Why is that every complex manifold is almost complex? That is, how to construct the $(1,1)$ tensor $J$ so that $J^{2}=-id$?
On
The purpose of this answer is to point out that the almost complex structure constructed in the other answer is well-defined, independent of the complex coordinates chosen.
If $(u_1, \cdots, u_n, v_1, \cdots, v_n)$ is another local complex coordinates of $M$ which intersects with the $(x_1, \cdots, x_n, y_1, \cdots, y_n)$ coordinates.

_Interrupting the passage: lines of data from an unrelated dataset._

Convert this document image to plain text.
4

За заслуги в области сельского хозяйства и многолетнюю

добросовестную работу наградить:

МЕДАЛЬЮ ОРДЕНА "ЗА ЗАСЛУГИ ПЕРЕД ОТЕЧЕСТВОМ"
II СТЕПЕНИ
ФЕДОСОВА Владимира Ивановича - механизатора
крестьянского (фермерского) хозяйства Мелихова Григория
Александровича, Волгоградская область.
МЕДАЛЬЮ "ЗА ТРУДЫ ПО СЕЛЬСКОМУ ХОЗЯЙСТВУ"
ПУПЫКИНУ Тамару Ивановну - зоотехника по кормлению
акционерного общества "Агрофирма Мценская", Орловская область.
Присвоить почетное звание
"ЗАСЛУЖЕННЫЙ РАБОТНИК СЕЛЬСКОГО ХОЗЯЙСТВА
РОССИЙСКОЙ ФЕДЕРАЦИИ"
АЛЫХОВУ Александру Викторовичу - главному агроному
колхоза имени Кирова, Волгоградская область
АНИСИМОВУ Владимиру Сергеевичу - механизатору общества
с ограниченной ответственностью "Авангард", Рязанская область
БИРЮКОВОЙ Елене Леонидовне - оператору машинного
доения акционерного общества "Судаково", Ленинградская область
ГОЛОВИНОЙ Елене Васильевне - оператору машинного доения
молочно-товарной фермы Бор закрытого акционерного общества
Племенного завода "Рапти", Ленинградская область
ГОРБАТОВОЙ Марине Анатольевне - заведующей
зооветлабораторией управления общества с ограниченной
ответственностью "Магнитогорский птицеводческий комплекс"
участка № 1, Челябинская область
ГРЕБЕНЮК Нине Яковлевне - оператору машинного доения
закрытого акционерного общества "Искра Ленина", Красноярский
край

Assume that $\tilde J$ is constructed so that
$$ \tilde J \left( \frac{\partial}{\partial u_i}\right) = \frac{\partial}{\partial v_i}, \ \ \ \tilde J \left( \frac{\partial}{\partial v_i}\right) =- \frac{\partial}{\partial u_i}$$
then by the first Cauchy Riemann equation $\frac{\partial u_j}{\partial x_i} = \frac{\partial v_j}{\partial y_i}$,
\begin{align} \tilde J \left( \frac{\partial}{\partial x_i}\right) &= \tilde J \left( \sum_j \frac{\partial u_j}{\partial x_i} \frac{\partial}{\partial u_j}\right) \\ &=\sum_j \frac{\partial u_j}{\partial x_i} \tilde J \left( \frac{\partial}{\partial u_j}\right) \\ &=\sum_j \frac{\partial v_j}{\partial y_i} \frac{\partial}{\partial v_j} \\ &= \frac{\partial}{\partial y_i}. \end{align}
and similarly $\tilde J \left( \frac{\partial }{\partial y_i}\right) =- \frac{\partial }{\partial x_i}$. Thus $\tilde J=J$ and so $J$ is well-defined.

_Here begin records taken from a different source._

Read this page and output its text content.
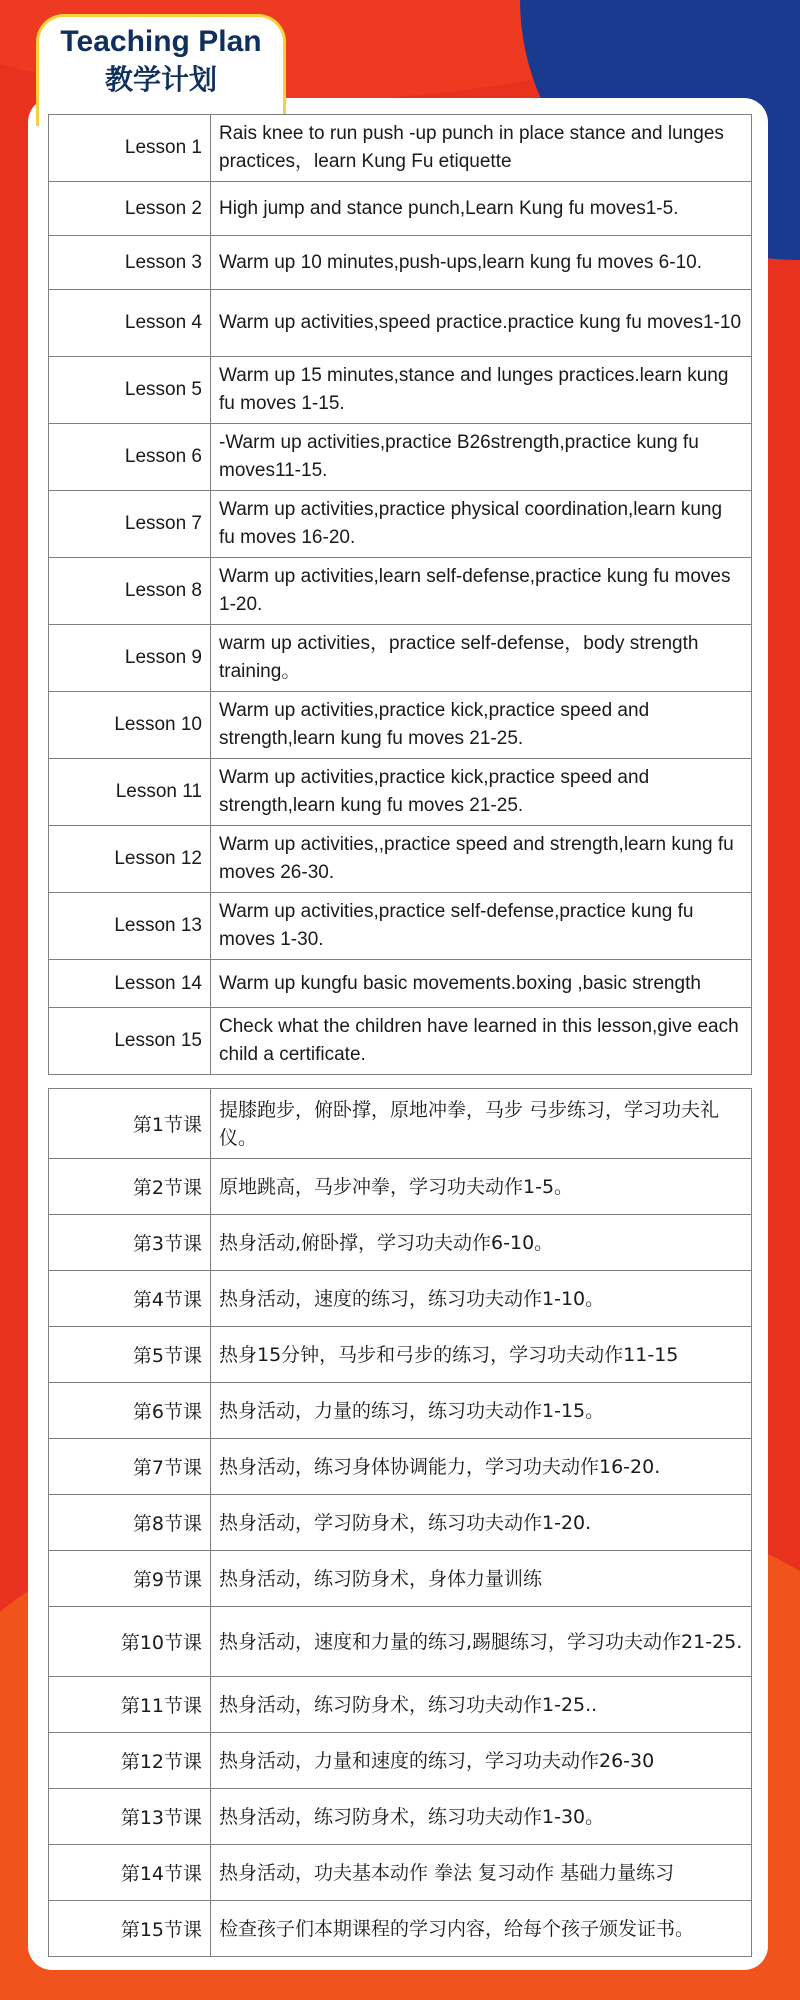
Teaching Plan
教学计划
Lesson 1	Rais knee to run push -up punch in place stance and lunges practices，learn Kung Fu etiquette
Lesson 2	High jump and stance punch,Learn Kung fu moves1-5.
Lesson 3	Warm up 10 minutes,push-ups,learn kung fu moves 6-10.
Lesson 4	Warm up activities,speed practice.practice kung fu moves1-10
Lesson 5	Warm up 15 minutes,stance and lunges practices.learn kung fu moves 1-15.
Lesson 6	-Warm up activities,practice B26strength,practice kung fu moves11-15.
Lesson 7	Warm up activities,practice physical coordination,learn kung fu moves 16-20.
Lesson 8	Warm up activities,learn self-defense,practice kung fu moves 1-20.
Lesson 9	warm up activities，practice self-defense，body strength training。
Lesson 10	Warm up activities,practice kick,practice speed and strength,learn kung fu moves 21-25.
Lesson 11	Warm up activities,practice kick,practice speed and strength,learn kung fu moves 21-25.
Lesson 12	Warm up activities,,practice speed and strength,learn kung fu moves 26-30.
Lesson 13	Warm up activities,practice self-defense,practice kung fu moves 1-30.
Lesson 14	Warm up kungfu basic movements.boxing ,basic strength
Lesson 15	Check what the children have learned in this lesson,give each child a certificate.
第1节课	提膝跑步，俯卧撑，原地冲拳，马步 弓步练习，学习功夫礼仪。
第2节课	原地跳高，马步冲拳，学习功夫动作1-5。
第3节课	热身活动,俯卧撑，学习功夫动作6-10。
第4节课	热身活动，速度的练习，练习功夫动作1-10。
第5节课	热身15分钟，马步和弓步的练习，学习功夫动作11-15
第6节课	热身活动，力量的练习，练习功夫动作1-15。
第7节课	热身活动，练习身体协调能力，学习功夫动作16-20.
第8节课	热身活动，学习防身术，练习功夫动作1-20.
第9节课	热身活动，练习防身术，身体力量训练
第10节课	热身活动，速度和力量的练习,踢腿练习，学习功夫动作21-25.
第11节课	热身活动，练习防身术，练习功夫动作1-25..
第12节课	热身活动，力量和速度的练习，学习功夫动作26-30
第13节课	热身活动，练习防身术，练习功夫动作1-30。
第14节课	热身活动，功夫基本动作 拳法 复习动作 基础力量练习
第15节课	检查孩子们本期课程的学习内容，给每个孩子颁发证书。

If $M$ is a complex manifold, let $(z_1,...,z_n)$ be a local complex coordinates at the point $p$ of $M$. If $z_i=x_i+\sqrt{-1}y_i$ for $i=1,2,...,n$, then as a smooth manifold, $M$ has local coordinates $(x_1,...,x_n,y_1,...,y_n)$ and the tangent space at $p$ is spanned by $\displaystyle\frac{\partial}{\partial x_i}$ and $\displaystyle\frac{\partial}{\partial y_i}$ for $i=1,2,...,n.$ Define $J:T_pM\to T_pM$ by $$J(\frac{\partial}{\partial x_i})=\frac{\partial}{\partial y_i}\mbox{ and } J(\frac{\partial}{\partial y_i})=-\frac{\partial}{\partial x_i}\mbox{ for all }i=1,2,...,n.$$ Then $J^2=-id$ which shows that $J$ is an almost complex structure.